In the Bay Area, the city has the highest percentage of children living in poverty.

The Census found Oakland’s school-aged children were particularly hard-hit by the recession, a development that educators say could have long-term impacts on their academic success.

“An increase in child poverty tends to lower achievement,” said Michael Kirst, a professor emeritus at Stanford University and the president of the State Board of Education.

“Poverty tends to lead to parents who have less time or less ability to help their children at home. It also leads, when poverty is concentrated in a certain area, to peer effects. If everybody is poor and nobody has role models of people who are making decent money, students start to question whether they can go to college and succeed," Kirst said.

The new report from the Census includes the number of children living in poverty in every county and school district in the U.S. It shows child poverty increased slightly in the past three years -- from 13 to 14 percent -- in San Francisco and from 11 to 16 percent in the San Jose Unified School District.

But it exploded from 18 to 28 percent in Oakland, increasing at a rate three times the national average.

“You see it every day in the classroom,” said Manny Lopez, who teaches 4th Grade at Jefferson Elementary in Fruitvale. 

Lopez said more students are coming to school without needed eyeglasses or with painful toothaches that prevent them from focusing on schoolwork.

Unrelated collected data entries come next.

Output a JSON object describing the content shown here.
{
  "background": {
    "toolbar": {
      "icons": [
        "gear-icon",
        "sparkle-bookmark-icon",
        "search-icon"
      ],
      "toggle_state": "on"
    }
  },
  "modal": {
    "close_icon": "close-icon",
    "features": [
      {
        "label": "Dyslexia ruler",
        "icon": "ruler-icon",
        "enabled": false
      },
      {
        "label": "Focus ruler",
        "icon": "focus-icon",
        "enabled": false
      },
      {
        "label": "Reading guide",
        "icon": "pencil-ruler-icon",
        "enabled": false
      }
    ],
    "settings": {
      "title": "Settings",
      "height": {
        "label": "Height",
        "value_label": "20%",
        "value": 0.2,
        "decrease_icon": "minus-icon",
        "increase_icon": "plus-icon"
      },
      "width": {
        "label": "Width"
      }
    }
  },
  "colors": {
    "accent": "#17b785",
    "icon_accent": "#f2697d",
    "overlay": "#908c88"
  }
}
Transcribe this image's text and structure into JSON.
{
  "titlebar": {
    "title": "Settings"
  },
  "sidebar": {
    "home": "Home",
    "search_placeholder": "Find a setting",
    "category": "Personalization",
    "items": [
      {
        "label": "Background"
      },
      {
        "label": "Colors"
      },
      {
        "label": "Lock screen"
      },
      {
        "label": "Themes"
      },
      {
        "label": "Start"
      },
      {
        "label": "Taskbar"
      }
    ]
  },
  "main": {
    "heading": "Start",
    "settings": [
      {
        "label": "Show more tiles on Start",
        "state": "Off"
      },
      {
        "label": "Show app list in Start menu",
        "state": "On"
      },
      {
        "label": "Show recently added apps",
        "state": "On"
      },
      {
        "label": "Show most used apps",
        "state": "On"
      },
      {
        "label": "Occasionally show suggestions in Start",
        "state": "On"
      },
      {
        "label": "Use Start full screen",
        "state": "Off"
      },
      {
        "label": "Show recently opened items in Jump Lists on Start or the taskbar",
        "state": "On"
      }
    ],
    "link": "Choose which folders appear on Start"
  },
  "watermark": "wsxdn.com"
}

The rise in the percentage of children in poverty comes as more middle class families flee Oakland for better schools and safer neighborhoods on the other side of the Caldecott Tunnel.

The number of school-aged children living in Oakland declined significantly over the past decade, the census shows -- from approximately 80,000 a decade ago to fewer than 60,000 in 2010, with 46,000 attending Oakland’s public schools.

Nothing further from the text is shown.